Each language provides speakers, hearers, and learners with a finite set of lexical items and structures to apply to a continuous world, and it is convenient to view a language as ``slicing up'' the world in a particular way. There seem to be both universal and language-specific aspects to the way this happens. All languages apparently make a fundamental distinction between nouns on the one hand and several classes of words on the other, most centrally, verbs. It has been argued [Langacker, 1987b], though not uncontroversially, that this distinction corresponds to a fundamental conceptual distinction between objects and relations.
The nouns of a language divide the world into categories of objects and substances. Verbs, prepositions, and postpositions break things down in a quite different way from nouns, singling out relations between the objects which the nouns refer to. Spatial relations are an important subcategory, and what is striking here is the relatively small number of discrete spatial relation categories that each language makes available. The relation term itself may be a preposition, postposition, verb, or even a noun inflection; morphological details will not concern us further. A complete spatial relation expression includes, in addition to the relation term itself, two noun phrases, representing the thing being related (the trajector) and the thing it is being related to (the landmark). The choice of trajector and landmark matters: the stick is on the block does not mean the same thing as the block is under the stick. Trajector seems to correlate with the perceptual figure [Herskovits, 1986, Langacker, 1987a].
Even a cursory examination of the spatial relation expressions in a subset of languages reveals that the space of possible relations is sliced up in a variety of ways. Consider some of the possibilities for encoding relations of CONTACT, SUPPORT, and CONTAINMENT between two objects [Landau, 1996]. Four possible arrangements of a trajector (black) and landmark (brown) are shown Figure 5. Spanish uses a single word, en, for all of them. English uses one word, on, for the two situations in which CONTAINMENT does not enter in and another, in, for situations in which the trajector is (at least partially) contained in the landmark. German distinguishes two kinds of situations for which English uses on: auf when the landmark is under the trajector, an when the trajector is fixed to a vertical surface of the landmark. Korean distinguishes two kinds of CONTAINMENT (and CONTACT) situations, those in which the trajector fits tightly within the landmark, for which sok is used, and those in which there is loose fit, for which ahn is used.
But it is not languages which ``slice up'' the world in particular ways (languages don't actually ``do'' anything); it is people. In any case our goal is to model individual language learners, not the entire linguistic communities which embody particular languages. Descriptions of language and particular languages are useful to us only insofar as they give us clues about what people must learn to do in order to learn language.

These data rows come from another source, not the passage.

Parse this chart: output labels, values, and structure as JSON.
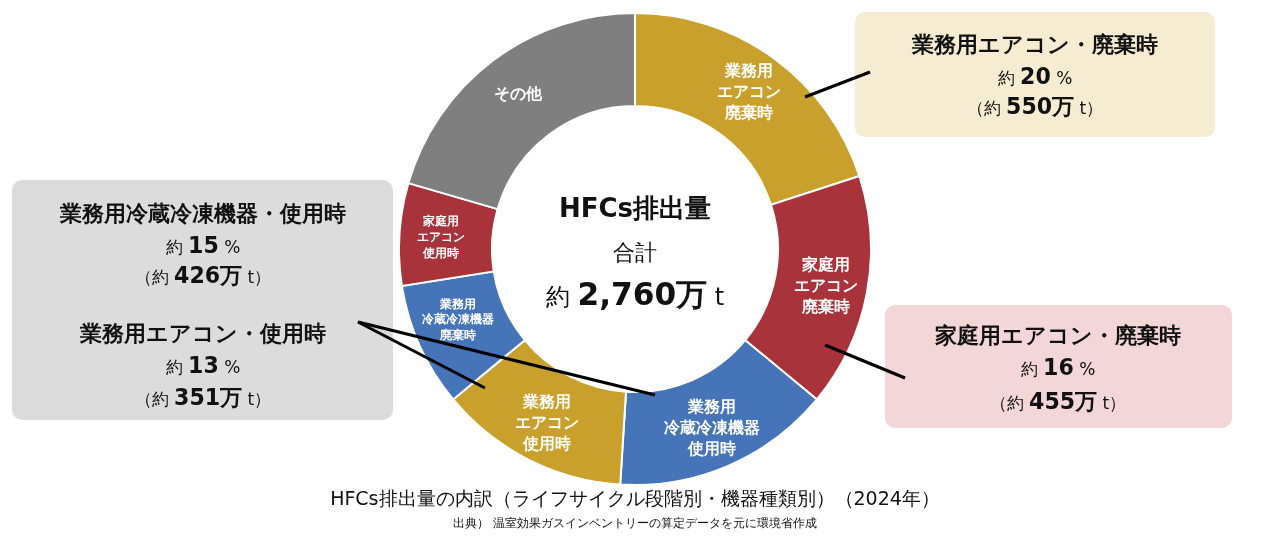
{
  "chart_data": {
    "type": "donut",
    "title": "HFCs排出量",
    "subtitle": "合計約 2,760万 t",
    "categories": [
      "業務用エアコン廃棄時",
      "家庭用エアコン廃棄時",
      "業務用冷蔵冷凍機器使用時",
      "業務用エアコン使用時",
      "業務用冷蔵冷凍機器廃棄時",
      "家庭用エアコン使用時",
      "その他"
    ],
    "values": [
      20,
      16,
      15,
      13,
      8.5,
      7,
      20.5
    ],
    "colors": [
      "#c9a02b",
      "#a8333a",
      "#4674b8",
      "#c9a02b",
      "#4674b8",
      "#a8333a",
      "#7f7f7f"
    ],
    "annotations": [
      "業務用エアコン・廃棄時約 20 %（約 550万 t）",
      "家庭用エアコン・廃棄時約 16 %（約 455万 t）",
      "業務用冷蔵冷凍機器・使用時約 15 %（約 426万 t）",
      "業務用エアコン・使用時約 13 %（約 351万 t）",
      "HFCs排出量の内訳（ライフサイクル段階別・機器種類別）（2024年）",
      "出典） 温室効果ガスインベントリーの算定データを元に環境省作成"
    ]
  }
}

Linguistic descriptions tell us that language is to a large extent about objects; thus a major task for language users and language learners is to find and categorize objects in the world. Within the visual-spatial world, they must be able to (1) segregate a scene into distinct regions associated with distinct objects, (2) cognitively ``bind'' together the features associated with each distinct object, and (3) assign these cognitive objects to the categories represented by the different nouns of the language. In Section 4.2.3 we discuss a mechanism which satisfies these basic constraints.
Linguistics also tells us that all languages have ways of explicitly encoding relations, so people must be able to find relations in the world and categorize them appropriately. Even if we assume that each scene contains only one salient relation, they must have the ability to (1) segregate a scene into distinct objects and bind their features together ((1) and (2) above), (2) cognitively bind together the relational features associated with a given candidate relation, (3) assign trajector and landmark status to the related objects, and (4) assign the cognitive representation of relations to the categories represented by the different relation terms of the language. We believe that these requirements point to an explicit way of representing relational information. Furthermore, since languages differ considerably in the sort of breakdown they make within the space of possible relations, the human capacity to represent and learn spatial relations must be a flexible one. Rather than a set of pre-existing relational categories, what is called for is a set of relational building blocks from which the relational categories of different languages can be assembled. In Section 4.2.4 we describe a representational scheme of this type.